Aug. 2 (Bloomberg) -- Japanese stock futures rose after the Federal Reserve said it will pump fresh stimulus if necessary into the world’s biggest economy. Australian futures fell as the central bank’s pledge disappointed some investors anticipating a more definitive sign of further easing.
American depositary receipts of Sony Corp., Japan’s No. 1 exporter of consumer electronics, rose 1.2 percent from the closing share price in Tokyo after the yen retreated from a two-month high against the dollar. Those of Mizuho Financial Group Inc., Japan’s third-largest bank by market value, added 0.5 percent. ADRs of Westpac Banking Corp., Australia’s No. 2 lender by market value, fell 0.3 percent.
Futures on Japan’s Nikkei 225 Stock Average expiring in September closed at 8,670 in Chicago yesterday, up from 8,630 in Osaka, Japan. They were bid in the pre-market at 8,660 in Osaka at 8:05 a.m. local time. Futures on Australia’s S&P/ASX 200 Index slid 0.2 percent today. New Zealand’s NZX 50 Index was little changed in Wellington. Taiwan’s financial markets will be closed today due to a typhoon.
“People would like the Fed to do more because I think it would improve the market sentiment a little bit,” said Angus Gluskie, managing director at White Funds Management in Sydney who manages more than $350 million. “But I think the fact that the Fed is not doing anything and still saying they remain prepared to, it’s not a huge negative. I think it’s neutral.”
Futures on the Standard & Poor’s 500 Index rose 0.1 percent today. The index dropped 0.3 percent in New York yesterday, when the Fed refrained from adding to record stimulus even as economic growth slowed.
The Fed’s inaction pushed up the dollar against the yen as traders pared bets on further monetary policy easing. The yen fell 0.4 percent to 78.44 per dollar yesterday after touching 77.91, the strongest since June 1. A weaker yen enhances the value of overseas earnings at Japanese exporters when repatriated.
A report showed yesterday manufacturing in the U.S. unexpectedly contracted for a second month in July, indicating a mainstay of the economy was struggling to improve.

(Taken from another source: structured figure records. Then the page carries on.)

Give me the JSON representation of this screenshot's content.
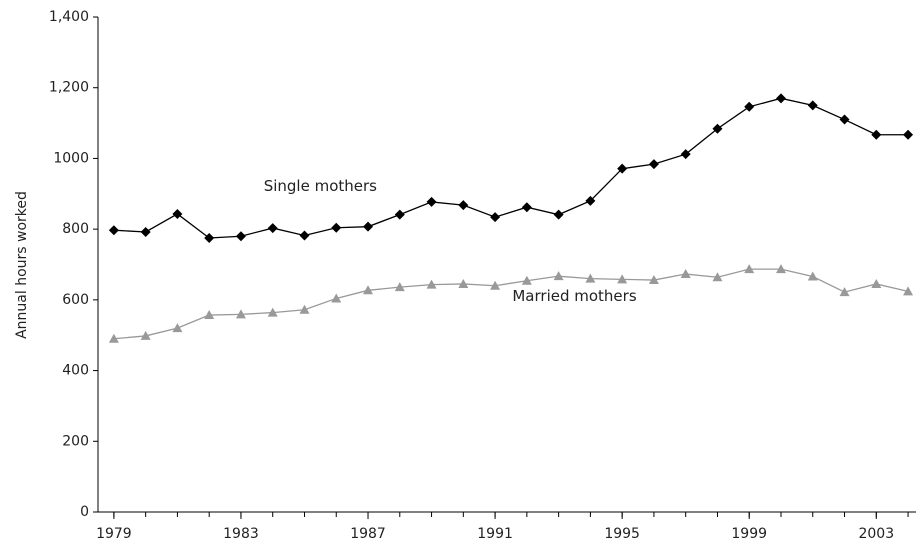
{
  "chart_data": {
    "type": "line",
    "y_label": "Annual hours worked",
    "x": [
      1979,
      1980,
      1981,
      1982,
      1983,
      1984,
      1985,
      1986,
      1987,
      1988,
      1989,
      1990,
      1991,
      1992,
      1993,
      1994,
      1995,
      1996,
      1997,
      1998,
      1999,
      2000,
      2001,
      2002,
      2003,
      2004
    ],
    "series": [
      {
        "name": "Single mothers",
        "color": "#000000",
        "marker": "diamond",
        "values": [
          797,
          792,
          843,
          775,
          780,
          803,
          782,
          804,
          807,
          841,
          877,
          868,
          834,
          862,
          841,
          880,
          971,
          984,
          1012,
          1084,
          1146,
          1170,
          1150,
          1110,
          1067,
          1067
        ]
      },
      {
        "name": "Married mothers",
        "color": "#999999",
        "marker": "triangle",
        "values": [
          490,
          498,
          520,
          557,
          559,
          564,
          572,
          604,
          627,
          636,
          643,
          645,
          640,
          654,
          667,
          660,
          658,
          656,
          673,
          664,
          687,
          687,
          666,
          622,
          645,
          624
        ]
      }
    ],
    "annotations": [
      {
        "text": "Single mothers",
        "x": 1985.5,
        "y": 920
      },
      {
        "text": "Married mothers",
        "x": 1993.5,
        "y": 610
      }
    ],
    "xlim": [
      1978.5,
      2004.25
    ],
    "xticks": [
      1979,
      1983,
      1987,
      1991,
      1995,
      1999,
      2003
    ],
    "ylim": [
      0,
      1400
    ],
    "yticks": [
      0,
      200,
      400,
      600,
      800,
      1000,
      {
        "value": 1200,
        "label": "1,200"
      },
      {
        "value": 1400,
        "label": "1,400"
      }
    ]
  }
}
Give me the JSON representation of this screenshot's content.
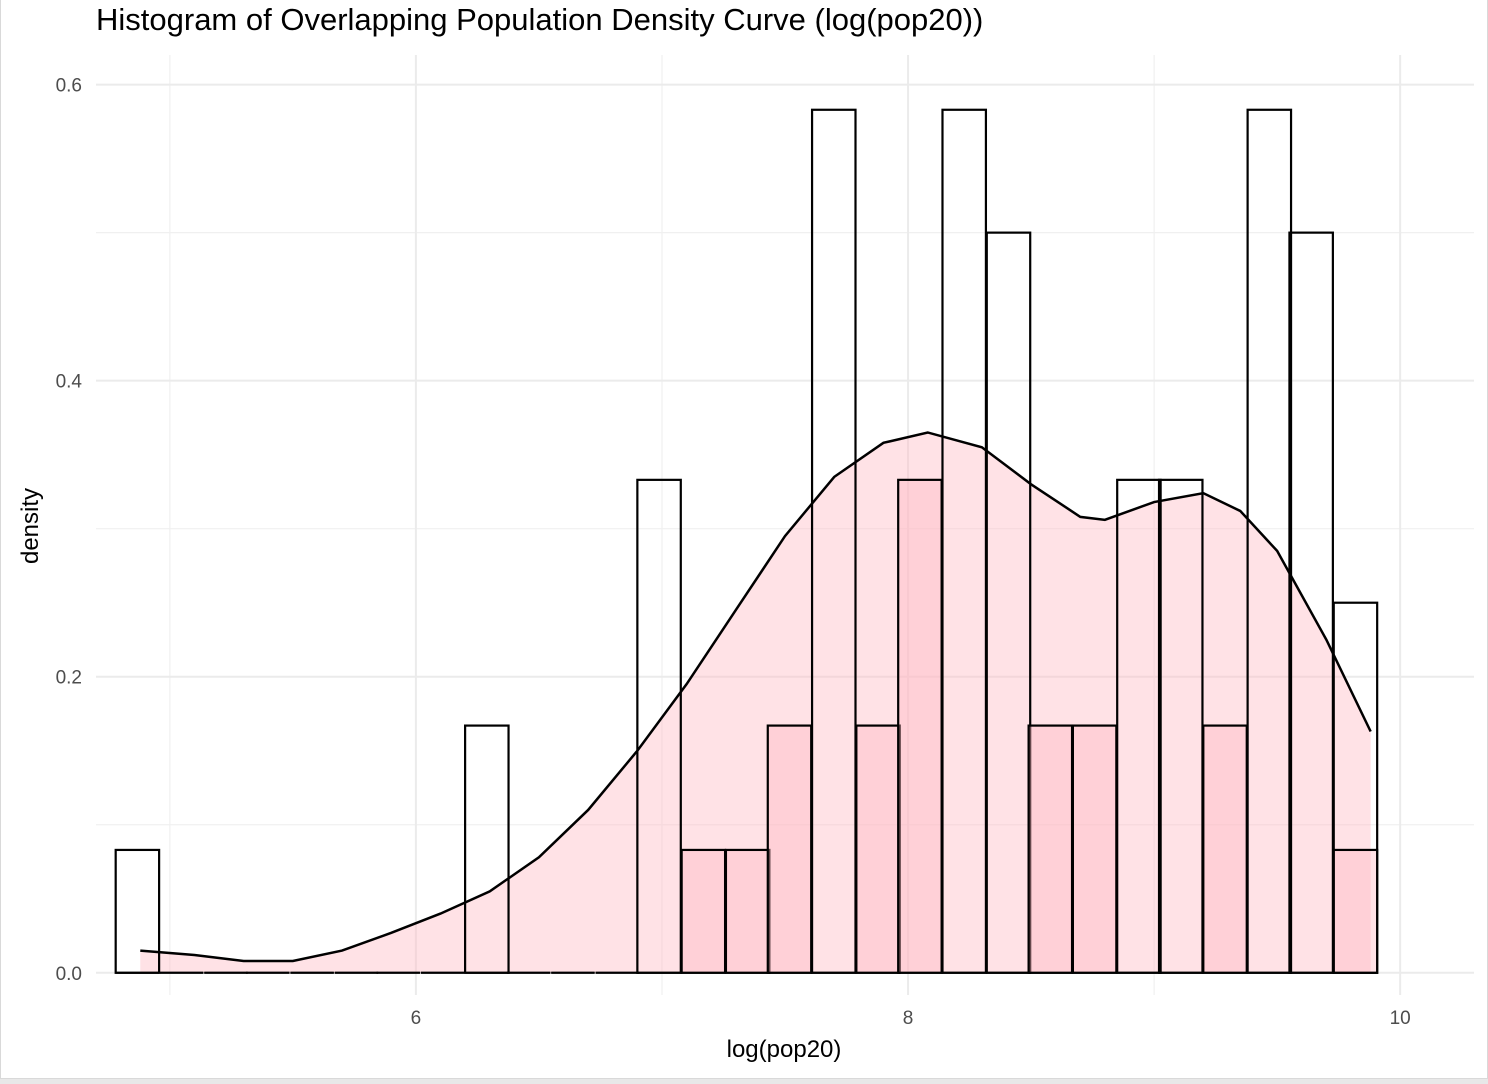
{
  "chart_data": {
    "type": "bar",
    "title": "Histogram of Overlapping Population Density Curve (log(pop20))",
    "xlabel": "log(pop20)",
    "ylabel": "density",
    "xlim": [
      4.7,
      10.3
    ],
    "ylim": [
      -0.015,
      0.62
    ],
    "x_ticks": [
      6,
      8,
      10
    ],
    "y_ticks": [
      0.0,
      0.2,
      0.4,
      0.6
    ],
    "grid": true,
    "bin_width": 0.1765,
    "bins_x0": [
      4.78,
      4.96,
      5.14,
      5.31,
      5.49,
      5.67,
      5.84,
      6.02,
      6.2,
      6.37,
      6.55,
      6.73,
      6.9,
      7.08,
      7.26,
      7.43,
      7.61,
      7.79,
      7.96,
      8.14,
      8.32,
      8.49,
      8.67,
      8.85,
      9.02,
      9.2,
      9.38,
      9.55,
      9.73
    ],
    "series": [
      {
        "name": "",
        "fill": "#ffffff",
        "stroke": "#000000",
        "values": [
          0.083,
          0,
          0,
          0,
          0,
          0,
          0,
          0,
          0.167,
          0,
          0,
          0,
          0.333,
          0,
          0,
          0,
          0.583,
          0,
          0,
          0.583,
          0.5,
          0,
          0,
          0.333,
          0.333,
          0,
          0.583,
          0.5,
          0.25
        ]
      },
      {
        "name": "",
        "fill": "#ffb6c1",
        "fill_opacity": 0.4,
        "stroke": "#000000",
        "values": [
          0,
          0,
          0,
          0,
          0,
          0,
          0,
          0,
          0,
          0,
          0,
          0,
          0,
          0.083,
          0.083,
          0.167,
          0,
          0.167,
          0.333,
          0,
          0,
          0.167,
          0.167,
          0,
          0,
          0.167,
          0,
          0,
          0.083
        ]
      }
    ],
    "density_curve": {
      "color": "#000000",
      "fill": "#ffb6c1",
      "x": [
        4.88,
        5.1,
        5.3,
        5.5,
        5.7,
        5.9,
        6.1,
        6.3,
        6.5,
        6.7,
        6.9,
        7.1,
        7.3,
        7.5,
        7.7,
        7.9,
        8.08,
        8.3,
        8.5,
        8.7,
        8.8,
        9.0,
        9.2,
        9.35,
        9.5,
        9.7,
        9.88
      ],
      "y": [
        0.015,
        0.012,
        0.008,
        0.008,
        0.015,
        0.027,
        0.04,
        0.055,
        0.078,
        0.11,
        0.15,
        0.195,
        0.245,
        0.295,
        0.335,
        0.358,
        0.365,
        0.355,
        0.33,
        0.308,
        0.306,
        0.318,
        0.324,
        0.312,
        0.285,
        0.225,
        0.163
      ]
    }
  }
}
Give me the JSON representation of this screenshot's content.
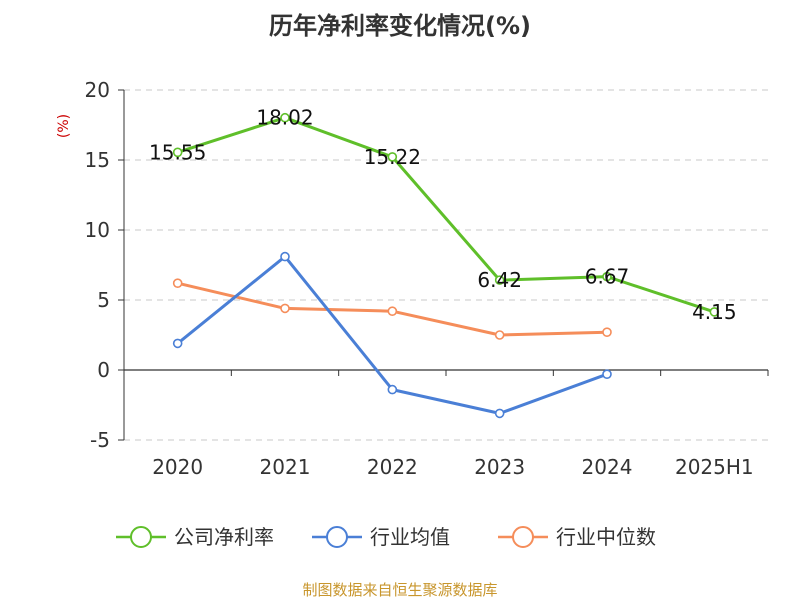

U.S. payrolls may have increased by 100,000 workers in July, following an 80,000 gain in June, according to the median forecast of economists surveyed by Bloomberg News ahead of Labor Department figures Aug. 3. The unemployment rate is projected to hold at 8.2 percent.
The MSCI Asia Pacific Index fell 8.3 percent from this year’s high on Feb. 29 through yesterday amid concern Europe’s sovereign-debt crisis will worsen as the U.S. and Chinese economies slow. The regional benchmark index traded at 12 times estimated earnings, compared with 13.4 for the Standard & Poor’s 500 Index and 11.2 for the Stoxx Europe 600 Index, according to data compiled by Bloomberg.
The European Central Bank meets today, with President Mario Draghi pledging policy makers will do whatever is needed to preserve the euro.
The Bloomberg China-US Equity Index of the most-traded Chinese companies in the U.S. dropped 0.5 percent to 86.36 yesterday in New York.